Embora ainda não tenham sido realizados testes com feridas de verdade, experiências feitas com células de pele humana em cultura deram resultados encorajadores.
Em vez de produzir antibióticos, como os mofos de penicilina, os fungos usados são eficientes devido à quitina -principal componente estrutural da parede de células de fungos- e a um composto irmão chamado quitosan.
Hamlyn diz que esses curativos podem até mesmo reduzir a necessidade de se usar antibióticos.
O uso excessivo de antibióticos constitui um grande problema para os hospitais, porque as bactérias podem adquirir resistência a eles.
Hamlyn, trabalhando em cooperação com Richard Schmidt, da Escola de Farmácia da Universidade do País de Gales, em Cardiff (Reino Unido), expôs fibroblastos -células que formam tecidos fibrosos do corpo, como tendões, por exemplo- humanas a seis linhagens de fungos.

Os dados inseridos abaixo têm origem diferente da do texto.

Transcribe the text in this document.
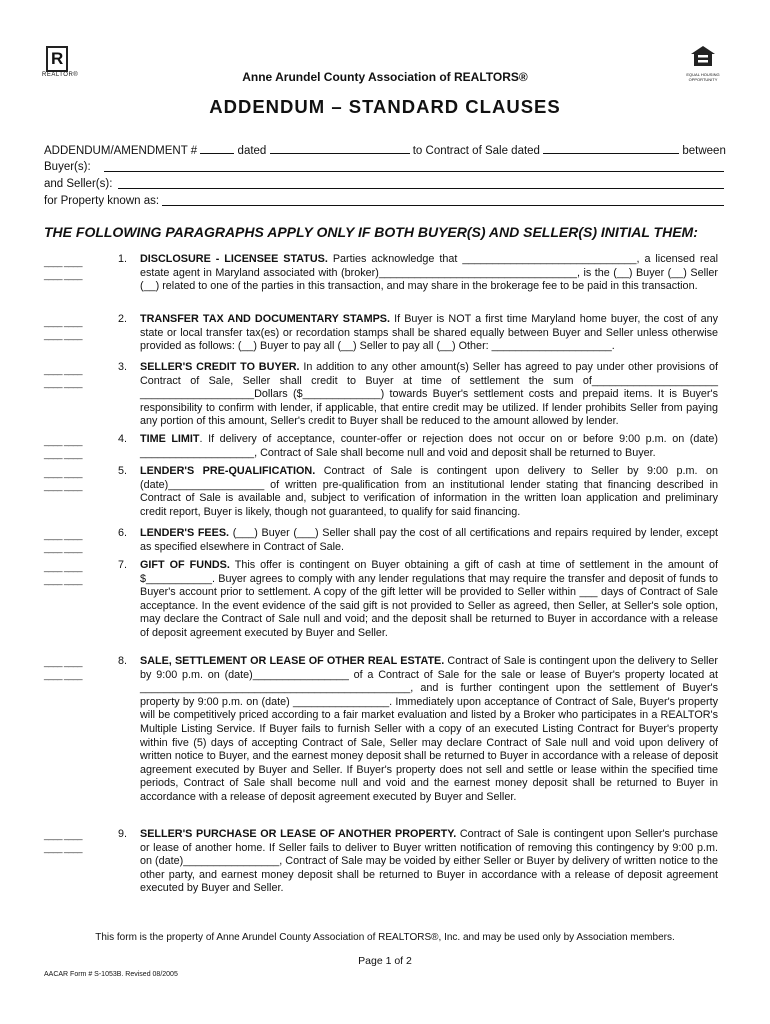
R
REALTOR®	EQUAL HOUSING OPPORTUNITY
Anne Arundel County Association of REALTORS®
ADDENDUM – STANDARD CLAUSES
ADDENDUM/AMENDMENT #	dated	to Contract of Sale dated	between
Buyer(s):
and Seller(s):
for Property known as:
THE FOLLOWING PARAGRAPHS APPLY ONLY IF BOTH BUYER(S) AND SELLER(S) INITIAL THEM:
____ ____
____ ____
____ ____
____ ____
____ ____
____ ____
____ ____
____ ____
____ ____
____ ____
____ ____
____ ____
____ ____
____ ____
____ ____
____ ____
____ ____
____ ____
1. DISCLOSURE - LICENSEE STATUS. Parties acknowledge that _____________________________, a licensed real estate agent in Maryland associated with (broker)_________________________________, is the (__) Buyer (__) Seller (__) related to one of the parties in this transaction, and may share in the brokerage fee to be paid in this transaction.
2. TRANSFER TAX AND DOCUMENTARY STAMPS. If Buyer is NOT a first time Maryland home buyer, the cost of any state or local transfer tax(es) or recordation stamps shall be shared equally between Buyer and Seller unless otherwise provided as follows: (__) Buyer to pay all (__) Seller to pay all (__) Other: ____________________.
3. SELLER'S CREDIT TO BUYER. In addition to any other amount(s) Seller has agreed to pay under other provisions of Contract of Sale, Seller shall credit to Buyer at time of settlement the sum of_____________________ ___________________Dollars ($_____________) towards Buyer's settlement costs and prepaid items. It is Buyer's responsibility to confirm with lender, if applicable, that entire credit may be utilized. If lender prohibits Seller from paying any portion of this amount, Seller's credit to Buyer shall be reduced to the amount allowed by lender.
4. TIME LIMIT. If delivery of acceptance, counter-offer or rejection does not occur on or before 9:00 p.m. on (date) ___________________, Contract of Sale shall become null and void and deposit shall be returned to Buyer.
5. LENDER'S PRE-QUALIFICATION. Contract of Sale is contingent upon delivery to Seller by 9:00 p.m. on (date)________________ of written pre-qualification from an institutional lender stating that financing described in Contract of Sale is available and, subject to verification of information in the written loan application and preliminary credit report, Buyer is likely, though not guaranteed, to qualify for said financing.
6. LENDER'S FEES. (___) Buyer (___) Seller shall pay the cost of all certifications and repairs required by lender, except as specified elsewhere in Contract of Sale.
7. GIFT OF FUNDS. This offer is contingent on Buyer obtaining a gift of cash at time of settlement in the amount of $___________. Buyer agrees to comply with any lender regulations that may require the transfer and deposit of funds to Buyer's account prior to settlement. A copy of the gift letter will be provided to Seller within ___ days of Contract of Sale acceptance. In the event evidence of the said gift is not provided to Seller as agreed, then Seller, at Seller's sole option, may declare the Contract of Sale null and void; and the deposit shall be returned to Buyer in accordance with a release of deposit agreement executed by Buyer and Seller.
8. SALE, SETTLEMENT OR LEASE OF OTHER REAL ESTATE. Contract of Sale is contingent upon the delivery to Seller by 9:00 p.m. on (date)________________ of a Contract of Sale for the sale or lease of Buyer's property located at _____________________________________________, and is further contingent upon the settlement of Buyer's property by 9:00 p.m. on (date) ________________. Immediately upon acceptance of Contract of Sale, Buyer's property will be competitively priced according to a fair market evaluation and listed by a Broker who participates in a REALTOR's Multiple Listing Service. If Buyer fails to furnish Seller with a copy of an executed Listing Contract for Buyer's property within five (5) days of accepting Contract of Sale, Seller may declare Contract of Sale null and void upon delivery of written notice to Buyer, and the earnest money deposit shall be returned to Buyer in accordance with a release of deposit agreement executed by Buyer and Seller. If Buyer's property does not sell and settle or lease within the specified time periods, Contract of Sale shall become null and void and the earnest money deposit shall be returned to Buyer in accordance with a release of deposit agreement executed by Buyer and Seller.
9. SELLER'S PURCHASE OR LEASE OF ANOTHER PROPERTY. Contract of Sale is contingent upon Seller's purchase or lease of another home. If Seller fails to deliver to Buyer written notification of removing this contingency by 9:00 p.m. on (date)________________, Contract of Sale may be voided by either Seller or Buyer by delivery of written notice to the other party, and earnest money deposit shall be returned to Buyer in accordance with a release of deposit agreement executed by Buyer and Seller.
This form is the property of Anne Arundel County Association of REALTORS®, Inc. and may be used only by Association members.
Page 1 of 2
AACAR Form # S-1053B. Revised 08/2005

Os fibroblastos desempenham importante papel na cura de feridas, deitando as fundações para a formação do tecido cicatrizado.
Os pesquisadores usaram micélios -filamentos produzidos pelos fungos- e descobriram que os micélios mais ricos em quitina e quitosan foram os que desencadearam o crescimento mais rápido dos fibroblastos.
Os micélios também pareciam funcionar como andaimes, atraindo fibroblastos e ancorando-os, para a etapa seguinte de cicatrização, quando se forma o tecido de cicatrização, chamado colágeno.
O mofo que apresentou melhores resultados foi o Phycomyces blakesleeanus, um mofo comum que é encontrado em pão velho, nas fezes humanas, em madeira morta e em esterco de cavalo.
Foi o mofo que desencadeou o mais rápido crescimento de células fibroblasto, com 17% mais células formadas após seis dias numa cultura de controle.
À medida que o quitosan se oxida, gera uma substância também presente na água oxigenada, o peróxido de hidrogênio. Schmidt acredita que seja esse o segredo do sucesso dos mofos.
Embora o peróxido de hidrogênio seja tóxico em grandes quantidades, ele é essencial para o processo de cura de feridas.
O composto ativa as células sanguíneas brancas, que combatem a infecção em feridas. "E também desencadeia a proliferação de fibroblastos", diz Schmidt.
Hamlyn patenteou processos de cultivo de micélios em biorreatores, limpando-os e transformando-os em curativos cirúrgicos.
Hele produziu tecidos absorventes, para as feridas superficiais, e gaze absorvente, para feridas mais profundas.
Ele diz que é possível fortalecer o material misturando os micélios com fibras de madeira.
O Grupo de Tecnologia Têxtil Britânico, com sede em Londres, espera comercializar as patentes dos pesquisadores e está procurando sócios industriais para desenvolver os curativos.
Hamlyn afirma que, pelo fato de os fungos serem farmacologicamente ativos, os curativos terão que passar por testes clínicos integrais no futuro.
Ele prevê que eles serão úteis principalmente para tratar feridas persistentes.